In the years that have spread between my first visit to Xinjiang and my first return a week ago, I have not been able to erase the place and the warmth from my mind. I watched as the years plowed forward, horrified, as my own nation, my own people, were swept into a culture of aggression and fear. I watched as that fear spread outwards from ground zero in ripples of intolerance- blind to fact and reason and refusing accountability for our own actions. I watched as our terror spread here, to the borderlands of China and Central Asia, to the homes and families that had welcomed me, fed me, opened my mind.
And now I'm back. And in the time that has lapsed I've taken action against the transgressions of my own nation in my own small way. I learned enough of the Uyghur language to say "thank you for your kindness" and "I'm sorry". I've learned enough to go out to dinner with a Uyghur friend and express my admiration and awe of the history and culture of his people. In taking the time and putting forth the effort to learn a small amount of the words and the culture and the sense of context that comes from language learning, I have gained a better understanding of this land and an appetite for further learning.

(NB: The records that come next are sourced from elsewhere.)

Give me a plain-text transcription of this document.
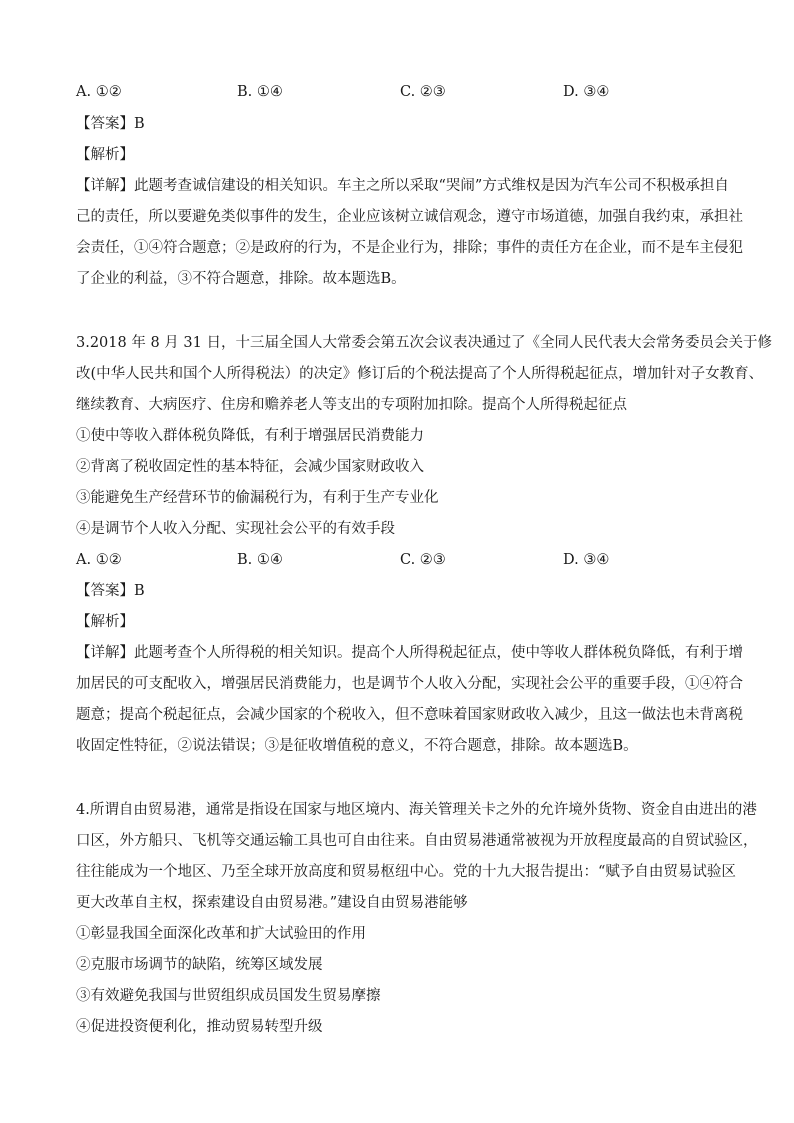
A. ①②	B. ①④	C. ②③	D. ③④
【答案】B
【解析】
【详解】此题考查诚信建设的相关知识。车主之所以采取“哭闹”方式维权是因为汽车公司不积极承担自
己的责任，所以要避免类似事件的发生，企业应该树立诚信观念，遵守市场道德，加强自我约束，承担社
会责任，①④符合题意；②是政府的行为，不是企业行为，排除；事件的责任方在企业，而不是车主侵犯
了企业的利益，③不符合题意，排除。故本题选B。
3.2018 年 8 月 31 日，十三届全国人大常委会第五次会议表决通过了《全同人民代表大会常务委员会关于修
改(中华人民共和国个人所得税法）的决定》修订后的个税法提高了个人所得税起征点，增加针对子女教育、
继续教育、大病医疗、住房和赡养老人等支出的专项附加扣除。提高个人所得税起征点
①使中等收入群体税负降低，有利于增强居民消费能力
②背离了税收固定性的基本特征，会减少国家财政收入
③能避免生产经营环节的偷漏税行为，有利于生产专业化
④是调节个人收入分配、实现社会公平的有效手段
A. ①②	B. ①④	C. ②③	D. ③④
【答案】B
【解析】
【详解】此题考查个人所得税的相关知识。提高个人所得税起征点，使中等收人群体税负降低，有利于增
加居民的可支配收入，增强居民消费能力，也是调节个人收入分配，实现社会公平的重要手段，①④符合
题意；提高个税起征点，会减少国家的个税收入，但不意味着国家财政收入减少，且这一做法也未背离税
收固定性特征，②说法错误；③是征收增值税的意义，不符合题意，排除。故本题选B。
4.所谓自由贸易港，通常是指设在国家与地区境内、海关管理关卡之外的允许境外货物、资金自由进出的港
口区，外方船只、飞机等交通运输工具也可自由往来。自由贸易港通常被视为开放程度最高的自贸试验区，
往往能成为一个地区、乃至全球开放高度和贸易枢纽中心。党的十九大报告提出：“赋予自由贸易试验区
更大改革自主权，探索建设自由贸易港。”建设自由贸易港能够
①彰显我国全面深化改革和扩大试验田的作用
②克服市场调节的缺陷，统筹区域发展
③有效避免我国与世贸组织成员国发生贸易摩擦
④促进投资便利化，推动贸易转型升级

As my Uyghur friend and I left the restaurant I asked him how to say friend in Uyghur slang. As he pronounced the word I jotted it down in my smudgy Arabic hand in my notebook. He looked at me and said that this was the first time he had ever seen a Uyghur word written by a foreign hand. He said that he felt honored and proud. I felt weepy and grateful and hopefully. We smiled at each other. That was the evening of November 5th. On the walk home I bought a Uyghur language newspaper. On the front page a picture of a beaming Obama glowed above a single Uyghur word; "Finally".